La vidéosurveillance à Nice : caméras partout, résultats nulle part !

Publié le par pcf 06

Après ses déclarations sur la création à Nice d’un « service civique » de volontaires qui procèderaient à des « signalements, des identifications, des surveillances »(Nice-matin du 21 Janv.09), sur le fichage ADN : « « Les citoyens seraient mieux protégés si leurs données ADN étaient recueillies dès leur naissance. » (Le Monde, 16/01/2007), le Maire de Nice Christian Estrosi décide d’installer 300 nouvelles caméras de surveillance sur la voie publique.

Ce faisant, utilise-t-il efficacement l’argent pour lutter contre l’insécurité ?

Portée par un marché de la sécurité florissant et valorisée par des politiques d'État, cette technologie n’a pas montré son efficacité :

Elle a été jugée comme n’ayant «qu’ un faible impact sur la délinquance dans les espaces complexes et étendus » (à la différence des lieux clos comme les parkings), selon un rapport du 10 decembre 08,du Sénat Français lui-même.

Sans parler des travaux de chercheurs outre-manche qui concluent tous à l’inefficacité de la vidéosurveillance pour lutter contre la criminalité, aux coûts exorbitants, et aux risques pour les libertés individuelles.

Pourquoi inefficace ? Parce que les installations ont été laissées aux entreprises qui ont fait ça à la va-vite, que la moitié des systèmes sont inutilisables dans la nuit (trop éblouies ou trop sombres), et que le principal problème, c’est le tri de l’information, et le manque de moyens humains mis derrière : Parce que le rapport du Sénat conclut que les dispositifs existants sont à repenser avec moyens humains renforcés.

Or, contredisant ses promesses de campagne, le Maire recrute 50 policiers municipaux à la place des 200 promis. Qui va-t-il mettre derrière les écrans ?

Le coût?

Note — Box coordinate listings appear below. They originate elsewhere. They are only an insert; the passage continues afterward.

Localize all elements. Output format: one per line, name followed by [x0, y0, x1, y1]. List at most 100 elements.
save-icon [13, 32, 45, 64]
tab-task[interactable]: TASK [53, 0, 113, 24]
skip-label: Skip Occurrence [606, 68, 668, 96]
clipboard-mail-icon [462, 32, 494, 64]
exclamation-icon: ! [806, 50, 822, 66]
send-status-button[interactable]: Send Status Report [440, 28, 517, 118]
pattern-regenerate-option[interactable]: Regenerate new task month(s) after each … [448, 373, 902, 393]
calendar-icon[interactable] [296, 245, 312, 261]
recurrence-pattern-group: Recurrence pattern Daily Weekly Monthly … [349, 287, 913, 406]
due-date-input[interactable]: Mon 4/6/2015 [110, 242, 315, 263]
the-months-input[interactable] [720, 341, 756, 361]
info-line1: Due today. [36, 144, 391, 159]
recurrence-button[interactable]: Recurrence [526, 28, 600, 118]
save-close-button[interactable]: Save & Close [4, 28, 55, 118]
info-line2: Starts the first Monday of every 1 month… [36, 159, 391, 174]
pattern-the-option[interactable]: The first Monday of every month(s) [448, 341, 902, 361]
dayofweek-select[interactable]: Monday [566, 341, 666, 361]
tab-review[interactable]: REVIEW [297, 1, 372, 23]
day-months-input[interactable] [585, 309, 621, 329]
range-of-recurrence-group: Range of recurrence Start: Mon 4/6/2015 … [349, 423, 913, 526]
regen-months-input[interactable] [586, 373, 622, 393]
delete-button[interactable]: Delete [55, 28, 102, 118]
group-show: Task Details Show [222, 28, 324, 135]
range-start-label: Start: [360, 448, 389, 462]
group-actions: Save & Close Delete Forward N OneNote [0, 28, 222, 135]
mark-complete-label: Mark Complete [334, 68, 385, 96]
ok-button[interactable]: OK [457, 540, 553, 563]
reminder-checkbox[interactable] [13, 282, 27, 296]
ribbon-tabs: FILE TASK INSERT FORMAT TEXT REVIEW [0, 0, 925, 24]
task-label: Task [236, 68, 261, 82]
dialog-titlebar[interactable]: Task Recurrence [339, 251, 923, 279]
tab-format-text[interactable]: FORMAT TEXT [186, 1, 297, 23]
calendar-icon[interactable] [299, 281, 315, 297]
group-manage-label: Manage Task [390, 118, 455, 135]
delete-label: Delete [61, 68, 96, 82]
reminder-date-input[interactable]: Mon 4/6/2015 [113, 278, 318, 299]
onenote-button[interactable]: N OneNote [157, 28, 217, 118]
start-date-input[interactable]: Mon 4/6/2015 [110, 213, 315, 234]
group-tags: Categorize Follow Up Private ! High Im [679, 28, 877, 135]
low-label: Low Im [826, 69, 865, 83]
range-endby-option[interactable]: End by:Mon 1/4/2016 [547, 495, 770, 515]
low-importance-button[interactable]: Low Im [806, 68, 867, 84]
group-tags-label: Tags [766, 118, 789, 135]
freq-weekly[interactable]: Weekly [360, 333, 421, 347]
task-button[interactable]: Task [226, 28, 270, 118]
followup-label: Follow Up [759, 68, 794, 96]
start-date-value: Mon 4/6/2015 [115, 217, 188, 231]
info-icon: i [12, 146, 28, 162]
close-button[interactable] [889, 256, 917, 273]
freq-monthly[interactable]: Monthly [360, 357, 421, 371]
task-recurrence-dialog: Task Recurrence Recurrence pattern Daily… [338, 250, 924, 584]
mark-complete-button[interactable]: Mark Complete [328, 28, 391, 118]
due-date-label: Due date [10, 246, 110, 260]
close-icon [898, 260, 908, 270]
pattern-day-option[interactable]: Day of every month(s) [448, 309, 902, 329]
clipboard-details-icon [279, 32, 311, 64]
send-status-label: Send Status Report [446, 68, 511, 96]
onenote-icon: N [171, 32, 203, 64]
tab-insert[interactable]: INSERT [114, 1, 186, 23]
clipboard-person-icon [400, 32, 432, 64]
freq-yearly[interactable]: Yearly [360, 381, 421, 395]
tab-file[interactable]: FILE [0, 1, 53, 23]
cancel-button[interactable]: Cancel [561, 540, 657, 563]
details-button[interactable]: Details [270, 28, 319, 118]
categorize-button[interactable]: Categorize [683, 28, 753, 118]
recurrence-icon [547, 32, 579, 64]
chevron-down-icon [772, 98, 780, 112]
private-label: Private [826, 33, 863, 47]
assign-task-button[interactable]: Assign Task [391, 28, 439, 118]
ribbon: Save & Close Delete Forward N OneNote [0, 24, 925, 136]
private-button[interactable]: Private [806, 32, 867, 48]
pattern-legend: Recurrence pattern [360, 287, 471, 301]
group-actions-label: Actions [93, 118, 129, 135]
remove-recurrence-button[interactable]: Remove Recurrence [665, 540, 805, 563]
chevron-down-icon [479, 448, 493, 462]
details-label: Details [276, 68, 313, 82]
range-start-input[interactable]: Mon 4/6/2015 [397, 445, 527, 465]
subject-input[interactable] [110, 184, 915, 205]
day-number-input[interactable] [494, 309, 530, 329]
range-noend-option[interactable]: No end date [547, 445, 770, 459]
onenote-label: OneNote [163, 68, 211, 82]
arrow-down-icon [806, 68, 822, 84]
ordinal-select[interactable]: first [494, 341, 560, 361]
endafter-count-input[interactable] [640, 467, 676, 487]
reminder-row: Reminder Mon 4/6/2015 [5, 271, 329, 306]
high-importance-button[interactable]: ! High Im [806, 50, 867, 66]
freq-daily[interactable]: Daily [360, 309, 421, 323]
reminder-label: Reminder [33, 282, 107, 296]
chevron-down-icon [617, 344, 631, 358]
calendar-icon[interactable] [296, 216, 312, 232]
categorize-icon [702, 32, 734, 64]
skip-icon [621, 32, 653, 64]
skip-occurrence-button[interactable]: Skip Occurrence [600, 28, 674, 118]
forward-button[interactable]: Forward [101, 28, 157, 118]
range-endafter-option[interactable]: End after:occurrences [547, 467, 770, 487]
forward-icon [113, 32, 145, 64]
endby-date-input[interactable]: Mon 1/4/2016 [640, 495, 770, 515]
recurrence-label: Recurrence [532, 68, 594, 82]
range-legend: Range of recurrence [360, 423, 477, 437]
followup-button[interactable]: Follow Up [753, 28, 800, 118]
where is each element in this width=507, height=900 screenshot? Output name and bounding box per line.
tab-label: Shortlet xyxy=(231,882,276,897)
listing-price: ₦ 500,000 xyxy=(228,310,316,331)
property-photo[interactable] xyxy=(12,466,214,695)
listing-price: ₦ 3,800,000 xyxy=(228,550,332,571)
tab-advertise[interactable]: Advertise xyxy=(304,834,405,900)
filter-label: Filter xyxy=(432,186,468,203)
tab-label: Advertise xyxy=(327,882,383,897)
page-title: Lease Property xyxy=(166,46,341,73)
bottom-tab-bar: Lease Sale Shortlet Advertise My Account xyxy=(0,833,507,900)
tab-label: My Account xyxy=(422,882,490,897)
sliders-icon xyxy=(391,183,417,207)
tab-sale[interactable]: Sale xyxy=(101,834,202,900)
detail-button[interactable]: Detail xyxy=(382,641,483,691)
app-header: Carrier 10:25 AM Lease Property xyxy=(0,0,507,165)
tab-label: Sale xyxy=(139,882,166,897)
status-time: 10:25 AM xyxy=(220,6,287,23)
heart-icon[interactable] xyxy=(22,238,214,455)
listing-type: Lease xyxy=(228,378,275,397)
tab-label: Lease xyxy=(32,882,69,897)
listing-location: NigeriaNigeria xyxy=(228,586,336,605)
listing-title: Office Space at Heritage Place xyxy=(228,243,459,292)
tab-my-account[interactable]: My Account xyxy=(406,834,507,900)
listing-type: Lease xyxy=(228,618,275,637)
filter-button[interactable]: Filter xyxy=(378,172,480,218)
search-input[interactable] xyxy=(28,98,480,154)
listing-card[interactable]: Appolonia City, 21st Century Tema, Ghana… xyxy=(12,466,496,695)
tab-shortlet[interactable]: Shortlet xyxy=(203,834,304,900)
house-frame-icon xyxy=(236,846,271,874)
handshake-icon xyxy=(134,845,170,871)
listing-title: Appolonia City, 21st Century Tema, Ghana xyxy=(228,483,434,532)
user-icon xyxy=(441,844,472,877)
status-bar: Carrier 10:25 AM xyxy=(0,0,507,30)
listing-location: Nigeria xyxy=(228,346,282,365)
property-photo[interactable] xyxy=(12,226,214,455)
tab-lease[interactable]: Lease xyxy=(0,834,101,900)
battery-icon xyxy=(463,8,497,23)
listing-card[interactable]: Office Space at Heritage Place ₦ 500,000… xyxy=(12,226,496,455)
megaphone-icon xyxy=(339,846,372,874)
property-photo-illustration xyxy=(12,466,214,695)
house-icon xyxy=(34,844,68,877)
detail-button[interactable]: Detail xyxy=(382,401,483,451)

Le plan 300 caméras à Nice est estimé à 15 Millions d’euros sur deux ans.

C’est l’équivalent de la dépense pour trois crèches, ou cinq bibliothèques de quartier, ou encore une école et demie.

C’est aussi la moitié de la somme que les niçoises et niçois débourseront en plus, avec l’augmentation de leurs impôts locaux !

Se contredisant,( « Plus on prend les gamins en charge par les sports moins ils viendront de l'Ariane vers Jean Médecin pour casser », Nice Matin du 18 Fev 09*), le même Maire supprime en outre, l'animation de rue dans le quartier populaire de l’Ariane.

Animation qui, pourtant, grâce au dévouement de ses animateurs municipaux, vacataires, et jeunes adultes du quartier qui les secondaient bénévolement, permettait à plus de 80 gamins de l'Ariane ces dernières années, d’échapper au désœuvrement des pieds d'immeubles pour participer, gratuitement, à des activités sportives, artistiques et culturelles. Ces enfants, que l'Animation de Rue occupait intelligemment, que feront ils désormais de leur désœuvrement ?

(à noter que les articles du même quotidien ont bien mis en évidence que les casseurs condamnés suite aux dégradations des 3 et 10 Janvier étaient issus de tous les quartiers de Nice et que l'Ariane n'était pas sur représentée)

L’argent public ne doit pas être utilisé pour des politiques de communication , sans réel impact sur la vie des citoyens. Pour leur sécurité, c’est d’une politique de l’efficacité et de la proximité, dont les niçoises et niçois ont besoin.